23/01/14 -- EU grains were mostly a bit firmer. Wheat gained support from strong underlying demand.

Jan 14 London wheat went off the board with a whimper, unchanged and untraded at GBP150.50/tonne, whilst new crop Nov 14 was also flat at GBP143.75/tonne. Other months were up to GBP0.50/tonne higher. Mar 14 Paris wheat rose EUR0.75/tonne to EUR193.75/tonne, Mar 14 Paris corn was up EUR1.25/tonne at EUR173.75/tonne and Feb 14 Paris rapeseed was EUR1.50/tonne higher at EUR358.50/tonne.
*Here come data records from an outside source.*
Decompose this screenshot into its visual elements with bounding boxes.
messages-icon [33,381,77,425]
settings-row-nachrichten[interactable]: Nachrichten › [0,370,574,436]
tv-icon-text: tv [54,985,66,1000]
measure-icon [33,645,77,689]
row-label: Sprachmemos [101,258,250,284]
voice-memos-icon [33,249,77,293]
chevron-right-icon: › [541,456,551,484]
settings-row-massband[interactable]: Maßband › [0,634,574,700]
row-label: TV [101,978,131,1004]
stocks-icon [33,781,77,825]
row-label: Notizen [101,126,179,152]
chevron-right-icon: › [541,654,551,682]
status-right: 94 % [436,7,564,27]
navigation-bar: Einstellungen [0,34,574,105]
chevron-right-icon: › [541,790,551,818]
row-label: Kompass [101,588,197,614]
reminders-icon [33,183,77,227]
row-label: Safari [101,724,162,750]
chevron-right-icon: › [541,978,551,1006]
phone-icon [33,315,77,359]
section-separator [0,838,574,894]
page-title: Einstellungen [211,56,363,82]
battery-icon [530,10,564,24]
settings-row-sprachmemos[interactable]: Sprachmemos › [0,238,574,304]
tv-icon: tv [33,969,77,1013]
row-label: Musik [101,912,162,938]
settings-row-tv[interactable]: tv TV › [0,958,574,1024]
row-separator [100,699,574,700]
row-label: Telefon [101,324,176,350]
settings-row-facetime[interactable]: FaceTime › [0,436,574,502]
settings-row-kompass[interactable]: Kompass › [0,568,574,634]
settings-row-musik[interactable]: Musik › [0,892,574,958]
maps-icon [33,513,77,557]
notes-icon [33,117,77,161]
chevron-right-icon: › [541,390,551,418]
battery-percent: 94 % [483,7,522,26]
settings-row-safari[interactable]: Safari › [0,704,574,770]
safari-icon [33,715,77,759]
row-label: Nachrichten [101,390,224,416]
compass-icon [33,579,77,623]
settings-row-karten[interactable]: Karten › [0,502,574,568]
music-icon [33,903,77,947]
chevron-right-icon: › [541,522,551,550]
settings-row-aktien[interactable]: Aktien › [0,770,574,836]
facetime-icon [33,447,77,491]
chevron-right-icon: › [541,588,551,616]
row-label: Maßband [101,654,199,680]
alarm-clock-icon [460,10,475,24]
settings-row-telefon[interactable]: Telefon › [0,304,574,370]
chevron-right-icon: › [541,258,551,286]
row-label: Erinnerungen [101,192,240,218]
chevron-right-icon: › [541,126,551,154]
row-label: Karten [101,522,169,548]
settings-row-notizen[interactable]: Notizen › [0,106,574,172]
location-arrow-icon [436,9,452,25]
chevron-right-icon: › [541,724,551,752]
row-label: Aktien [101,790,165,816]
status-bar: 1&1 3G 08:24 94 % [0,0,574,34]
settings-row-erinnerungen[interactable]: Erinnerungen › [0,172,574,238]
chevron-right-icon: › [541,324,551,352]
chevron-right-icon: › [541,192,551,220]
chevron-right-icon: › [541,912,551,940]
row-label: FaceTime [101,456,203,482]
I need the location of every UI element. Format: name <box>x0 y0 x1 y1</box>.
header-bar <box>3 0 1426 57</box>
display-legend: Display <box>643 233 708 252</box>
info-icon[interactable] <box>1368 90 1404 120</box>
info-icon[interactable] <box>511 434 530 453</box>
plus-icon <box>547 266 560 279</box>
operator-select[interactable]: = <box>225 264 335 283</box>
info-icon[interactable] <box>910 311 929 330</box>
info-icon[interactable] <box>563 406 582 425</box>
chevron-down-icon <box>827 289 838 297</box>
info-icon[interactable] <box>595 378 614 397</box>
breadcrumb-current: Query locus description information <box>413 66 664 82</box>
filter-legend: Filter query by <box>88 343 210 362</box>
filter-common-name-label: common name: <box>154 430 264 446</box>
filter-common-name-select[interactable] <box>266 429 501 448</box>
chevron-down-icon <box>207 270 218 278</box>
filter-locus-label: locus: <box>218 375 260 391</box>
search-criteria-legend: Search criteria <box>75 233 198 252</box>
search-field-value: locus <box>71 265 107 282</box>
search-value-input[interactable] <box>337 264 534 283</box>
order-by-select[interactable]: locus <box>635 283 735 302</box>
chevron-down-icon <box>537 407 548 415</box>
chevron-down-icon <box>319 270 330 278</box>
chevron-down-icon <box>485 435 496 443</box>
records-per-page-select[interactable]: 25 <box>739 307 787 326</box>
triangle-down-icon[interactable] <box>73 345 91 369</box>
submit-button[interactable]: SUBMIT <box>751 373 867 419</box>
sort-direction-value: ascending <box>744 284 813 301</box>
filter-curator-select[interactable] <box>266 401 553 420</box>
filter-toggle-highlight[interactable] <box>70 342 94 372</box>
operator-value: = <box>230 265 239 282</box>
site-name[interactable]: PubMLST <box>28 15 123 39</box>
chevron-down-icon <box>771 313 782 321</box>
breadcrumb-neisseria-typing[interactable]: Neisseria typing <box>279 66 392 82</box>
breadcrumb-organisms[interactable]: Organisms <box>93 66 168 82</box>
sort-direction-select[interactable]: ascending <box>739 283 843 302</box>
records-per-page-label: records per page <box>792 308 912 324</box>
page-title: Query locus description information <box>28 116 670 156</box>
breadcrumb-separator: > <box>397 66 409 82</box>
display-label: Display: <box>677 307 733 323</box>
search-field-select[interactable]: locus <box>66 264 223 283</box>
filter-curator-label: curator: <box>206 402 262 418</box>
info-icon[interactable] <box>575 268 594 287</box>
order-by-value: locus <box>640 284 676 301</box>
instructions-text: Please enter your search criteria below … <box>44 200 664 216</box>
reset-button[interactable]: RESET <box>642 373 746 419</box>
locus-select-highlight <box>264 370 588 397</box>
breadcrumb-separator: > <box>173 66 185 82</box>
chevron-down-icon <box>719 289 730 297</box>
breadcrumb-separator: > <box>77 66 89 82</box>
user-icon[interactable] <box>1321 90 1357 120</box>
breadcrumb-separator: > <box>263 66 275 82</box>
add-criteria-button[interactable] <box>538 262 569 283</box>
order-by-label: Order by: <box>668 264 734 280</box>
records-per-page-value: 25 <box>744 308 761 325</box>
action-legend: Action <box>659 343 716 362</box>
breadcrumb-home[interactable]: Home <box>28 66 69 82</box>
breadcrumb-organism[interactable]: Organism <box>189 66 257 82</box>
Very strong demand for wheat is coming to the fore with prices at, or near, multi-year lows.

Algeria bought around 500 TMT of wheat yesterday, Egypt has already been a big volume buyer this month, and Saudi Arabia today entered the fray, with it's first public wheat tender since early November.

They are in the market for 660 TMT, comprising 550 TMT of hard wheat and 110 TMT of soft wheat for April/June shipment.

Iraq bought 350 TMT of hard wheat from Australia, Canada and the US yesterday too. Meanwhile China are said to be actively shopping for around 200 TMT of Australian and/or US wheat.

Brussels announced that they'd issued 819 TMT of soft wheat export licences this past week - the second largest weekly total of the season so far. That takes the total volume granted for export so far in 2013/14 to an impressive 16.7 MMT. That's almost 6 MMT, or more than 50%, ahead of where we were a year ago at this time.

The USDA's current forecast for the season is for the EU-28 to export only 15% more wheat in 2013/14 than in 2012/13.

Persistent wetness remains an issue in some parts of the UK, France and Italy. There's also some talk of winterkill potential in Russia and Ukraine as well as the US.

Whilst it's probably unlikely that losses will be serious, there's maybe enough uncertainty to encourage a bit of short-covering.